Objectif de la formation ROS4.PRO

L’objectif est de fournir à 18 élèves-ingénieurs confinés à domicile une formation ROS (Robot Operating System) durant 10 demi-journées. Ces étudiants sont en formation à IMERIR et possèdent de solides compétences en robotique et en informatique.

Choix initial : des robots non simulés donc réels

Une solution pédagogique courante pour de tels enseignements à distance est l’utilisation de simulateurs physiques qui nécessitent pour seul matériel de simples ordinateurs. Cette solution présente des limites.

Limite 1 : simulation réaliste de l’environnement physique

Il est difficile de simuler de façon réaliste la physique et la dynamique de l’environnement robotique. Par exemple, la simple saisie et dépose d’objets par un bras manipulateur est difficile à reproduire en simulation.
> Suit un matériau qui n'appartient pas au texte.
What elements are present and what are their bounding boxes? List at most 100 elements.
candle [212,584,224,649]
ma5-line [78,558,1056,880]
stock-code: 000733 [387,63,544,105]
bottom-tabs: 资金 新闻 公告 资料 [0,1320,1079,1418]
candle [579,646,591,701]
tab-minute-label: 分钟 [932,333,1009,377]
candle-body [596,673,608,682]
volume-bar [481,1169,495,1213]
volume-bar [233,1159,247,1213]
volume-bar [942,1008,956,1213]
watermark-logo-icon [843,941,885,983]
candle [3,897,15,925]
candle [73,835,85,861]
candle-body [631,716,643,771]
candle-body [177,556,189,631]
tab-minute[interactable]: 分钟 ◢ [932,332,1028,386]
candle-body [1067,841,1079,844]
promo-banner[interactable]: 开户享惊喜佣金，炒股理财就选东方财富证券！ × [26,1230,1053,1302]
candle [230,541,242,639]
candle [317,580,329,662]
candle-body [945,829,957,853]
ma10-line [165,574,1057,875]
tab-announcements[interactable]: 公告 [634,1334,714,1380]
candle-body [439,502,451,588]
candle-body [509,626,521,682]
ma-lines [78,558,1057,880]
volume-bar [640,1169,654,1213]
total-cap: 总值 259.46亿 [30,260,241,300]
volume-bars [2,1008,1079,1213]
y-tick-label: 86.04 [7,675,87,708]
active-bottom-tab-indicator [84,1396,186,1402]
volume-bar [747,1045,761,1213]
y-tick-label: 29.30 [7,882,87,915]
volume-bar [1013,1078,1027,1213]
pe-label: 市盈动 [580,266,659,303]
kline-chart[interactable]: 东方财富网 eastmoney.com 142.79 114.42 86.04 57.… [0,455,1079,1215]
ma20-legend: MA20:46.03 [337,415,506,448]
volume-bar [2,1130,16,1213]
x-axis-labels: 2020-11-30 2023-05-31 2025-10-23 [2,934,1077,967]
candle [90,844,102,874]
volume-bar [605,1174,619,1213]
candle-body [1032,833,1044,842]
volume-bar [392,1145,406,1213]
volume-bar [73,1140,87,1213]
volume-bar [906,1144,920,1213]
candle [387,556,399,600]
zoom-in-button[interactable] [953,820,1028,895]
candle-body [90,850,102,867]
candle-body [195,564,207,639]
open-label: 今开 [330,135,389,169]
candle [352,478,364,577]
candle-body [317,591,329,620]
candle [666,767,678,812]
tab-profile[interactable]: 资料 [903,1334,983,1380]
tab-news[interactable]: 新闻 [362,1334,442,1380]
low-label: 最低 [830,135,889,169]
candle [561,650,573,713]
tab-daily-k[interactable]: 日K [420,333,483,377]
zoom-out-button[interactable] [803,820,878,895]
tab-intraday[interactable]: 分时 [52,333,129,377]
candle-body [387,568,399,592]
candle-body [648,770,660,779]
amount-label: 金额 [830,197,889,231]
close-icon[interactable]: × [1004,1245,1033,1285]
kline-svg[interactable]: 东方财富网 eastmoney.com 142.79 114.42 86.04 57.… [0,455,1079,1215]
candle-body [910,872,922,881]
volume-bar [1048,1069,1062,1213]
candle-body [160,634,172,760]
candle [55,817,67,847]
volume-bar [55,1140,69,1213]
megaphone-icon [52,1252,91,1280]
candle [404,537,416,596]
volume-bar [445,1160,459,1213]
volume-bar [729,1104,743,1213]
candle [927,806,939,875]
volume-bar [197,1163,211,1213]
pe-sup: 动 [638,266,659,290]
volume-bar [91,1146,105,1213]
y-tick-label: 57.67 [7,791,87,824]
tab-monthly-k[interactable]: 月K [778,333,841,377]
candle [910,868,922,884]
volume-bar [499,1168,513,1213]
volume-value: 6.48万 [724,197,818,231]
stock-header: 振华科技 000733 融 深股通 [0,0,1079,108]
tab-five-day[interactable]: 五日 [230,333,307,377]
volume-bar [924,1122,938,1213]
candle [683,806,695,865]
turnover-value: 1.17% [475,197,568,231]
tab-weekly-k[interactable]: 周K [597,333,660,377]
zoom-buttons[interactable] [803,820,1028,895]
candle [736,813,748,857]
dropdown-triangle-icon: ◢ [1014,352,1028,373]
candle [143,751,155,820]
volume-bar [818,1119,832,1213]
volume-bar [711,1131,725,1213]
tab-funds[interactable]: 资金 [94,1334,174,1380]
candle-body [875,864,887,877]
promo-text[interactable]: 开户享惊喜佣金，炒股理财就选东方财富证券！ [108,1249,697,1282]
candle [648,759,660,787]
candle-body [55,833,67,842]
Les frottements simulés ne sont pas corrects, le paramétrage des caractéristiques physiques des matériaux en jeu est laborieux, les solveurs donnent des résultats non stables.

En conséquence, au lieu de simuler la physique entre l’objet et le manipulateur robotique lors de la saisie de l’objet, on décrit dans un programme informatique la saisie de l’objet et le mouvement du bras manipulateur.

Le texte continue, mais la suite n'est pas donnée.